Evidence has been provided from service users such as young people and regulatory organisations such as the CQC in the last few years on the overuse and abuse of some of these punitive practices such as restraint to manage behaviour, even though guidance from government state they should be last resorts. Although we now understand that many of the practices from the era of institutionalisation were unethical, inhumane and have been rightfully discontinued; it’s ironic that many of these punitive practices resemble those from the past. Despite the calls for reform being heralded as a sign of progression, it seems these reforms are still, grounded in fear of individuals with mental illness.

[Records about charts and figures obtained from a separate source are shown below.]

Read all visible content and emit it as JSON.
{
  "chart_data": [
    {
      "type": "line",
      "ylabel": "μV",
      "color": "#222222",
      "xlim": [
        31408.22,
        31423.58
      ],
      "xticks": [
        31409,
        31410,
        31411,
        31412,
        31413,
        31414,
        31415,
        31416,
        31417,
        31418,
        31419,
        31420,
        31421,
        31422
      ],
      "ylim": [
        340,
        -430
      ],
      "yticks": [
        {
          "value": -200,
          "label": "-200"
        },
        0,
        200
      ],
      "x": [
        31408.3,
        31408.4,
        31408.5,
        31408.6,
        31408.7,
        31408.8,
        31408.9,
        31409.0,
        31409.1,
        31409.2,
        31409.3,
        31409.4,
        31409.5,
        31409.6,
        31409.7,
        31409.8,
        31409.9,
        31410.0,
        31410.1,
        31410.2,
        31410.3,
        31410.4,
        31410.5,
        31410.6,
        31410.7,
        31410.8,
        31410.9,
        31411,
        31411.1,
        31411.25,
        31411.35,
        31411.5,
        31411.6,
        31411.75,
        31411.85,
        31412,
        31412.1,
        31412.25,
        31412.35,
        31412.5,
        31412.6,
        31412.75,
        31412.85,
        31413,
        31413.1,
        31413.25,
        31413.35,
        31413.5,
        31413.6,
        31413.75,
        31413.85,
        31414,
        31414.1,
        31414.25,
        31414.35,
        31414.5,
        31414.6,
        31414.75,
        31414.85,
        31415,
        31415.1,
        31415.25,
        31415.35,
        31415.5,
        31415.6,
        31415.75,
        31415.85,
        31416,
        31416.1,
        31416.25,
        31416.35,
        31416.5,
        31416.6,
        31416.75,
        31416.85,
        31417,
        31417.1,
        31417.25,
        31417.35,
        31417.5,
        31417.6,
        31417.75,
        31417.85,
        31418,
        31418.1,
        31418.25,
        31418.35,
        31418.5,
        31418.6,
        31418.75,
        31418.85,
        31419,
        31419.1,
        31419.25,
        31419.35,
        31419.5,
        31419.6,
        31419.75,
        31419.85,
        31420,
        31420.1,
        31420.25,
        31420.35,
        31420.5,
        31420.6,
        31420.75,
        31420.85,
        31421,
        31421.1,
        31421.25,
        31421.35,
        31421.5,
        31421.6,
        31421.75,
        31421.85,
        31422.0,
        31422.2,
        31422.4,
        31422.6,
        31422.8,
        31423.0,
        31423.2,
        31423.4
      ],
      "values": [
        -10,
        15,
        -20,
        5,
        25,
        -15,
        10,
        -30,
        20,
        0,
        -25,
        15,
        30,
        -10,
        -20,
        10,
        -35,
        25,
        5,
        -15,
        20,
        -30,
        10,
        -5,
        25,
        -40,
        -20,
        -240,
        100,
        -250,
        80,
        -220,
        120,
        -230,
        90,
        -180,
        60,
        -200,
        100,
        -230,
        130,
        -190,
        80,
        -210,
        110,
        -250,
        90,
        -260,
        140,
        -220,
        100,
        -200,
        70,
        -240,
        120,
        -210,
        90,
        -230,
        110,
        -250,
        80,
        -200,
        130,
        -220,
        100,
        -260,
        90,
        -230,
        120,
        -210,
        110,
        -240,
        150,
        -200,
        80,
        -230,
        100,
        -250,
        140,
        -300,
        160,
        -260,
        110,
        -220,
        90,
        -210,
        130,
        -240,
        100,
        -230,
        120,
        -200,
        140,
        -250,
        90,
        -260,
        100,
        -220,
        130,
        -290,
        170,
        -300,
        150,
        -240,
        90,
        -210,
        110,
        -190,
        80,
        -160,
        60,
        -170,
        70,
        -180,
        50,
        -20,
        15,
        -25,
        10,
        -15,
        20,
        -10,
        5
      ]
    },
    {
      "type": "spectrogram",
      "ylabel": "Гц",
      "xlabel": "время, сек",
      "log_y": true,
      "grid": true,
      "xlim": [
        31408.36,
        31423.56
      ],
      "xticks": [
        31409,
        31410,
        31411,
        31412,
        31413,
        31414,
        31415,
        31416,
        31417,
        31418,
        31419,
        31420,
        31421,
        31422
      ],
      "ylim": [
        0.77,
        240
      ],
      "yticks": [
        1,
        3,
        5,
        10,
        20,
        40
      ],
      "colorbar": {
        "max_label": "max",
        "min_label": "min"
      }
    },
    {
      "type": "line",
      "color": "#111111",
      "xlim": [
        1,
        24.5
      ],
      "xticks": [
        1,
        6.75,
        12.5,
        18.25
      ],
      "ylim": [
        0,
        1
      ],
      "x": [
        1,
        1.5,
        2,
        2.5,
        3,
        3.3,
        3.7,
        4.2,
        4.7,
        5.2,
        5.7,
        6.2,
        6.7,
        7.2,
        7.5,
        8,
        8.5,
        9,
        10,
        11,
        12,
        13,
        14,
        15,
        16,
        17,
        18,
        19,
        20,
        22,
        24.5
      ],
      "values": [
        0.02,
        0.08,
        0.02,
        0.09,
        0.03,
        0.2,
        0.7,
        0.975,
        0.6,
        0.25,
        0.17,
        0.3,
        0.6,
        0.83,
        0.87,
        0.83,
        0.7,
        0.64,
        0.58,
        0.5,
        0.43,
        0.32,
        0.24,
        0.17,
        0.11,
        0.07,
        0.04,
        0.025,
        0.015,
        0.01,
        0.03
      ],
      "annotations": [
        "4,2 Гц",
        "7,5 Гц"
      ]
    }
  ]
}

While the reforms could be a tentative step in the right direction – so long as funding promises are upheld – updating the Mental Health Act alone is nowhere near enough to significantly improve mental health outcomes for all, especially those from minoritised communities. It is promising to see how since the white paper’s release, the review has started influencing major decisions the government is taking. One example of this includes getting rid of dormitory provision so that inpatients can have the privacy and dignity of their own bedrooms with en suite bathrooms.
If we are to truly see significant reductions in the number of people, particularly from minority communities, falling foul of the legislation that is supposed to protect and help, the government mustcommit to addressing deeply embedded inequalities within society, from the social determinants of health to the criminal justice system. It must also actively work together with patients, advocates, community members and organisations for a cultural shift within the mental health system that eradicates the normalisation of these punitive practices.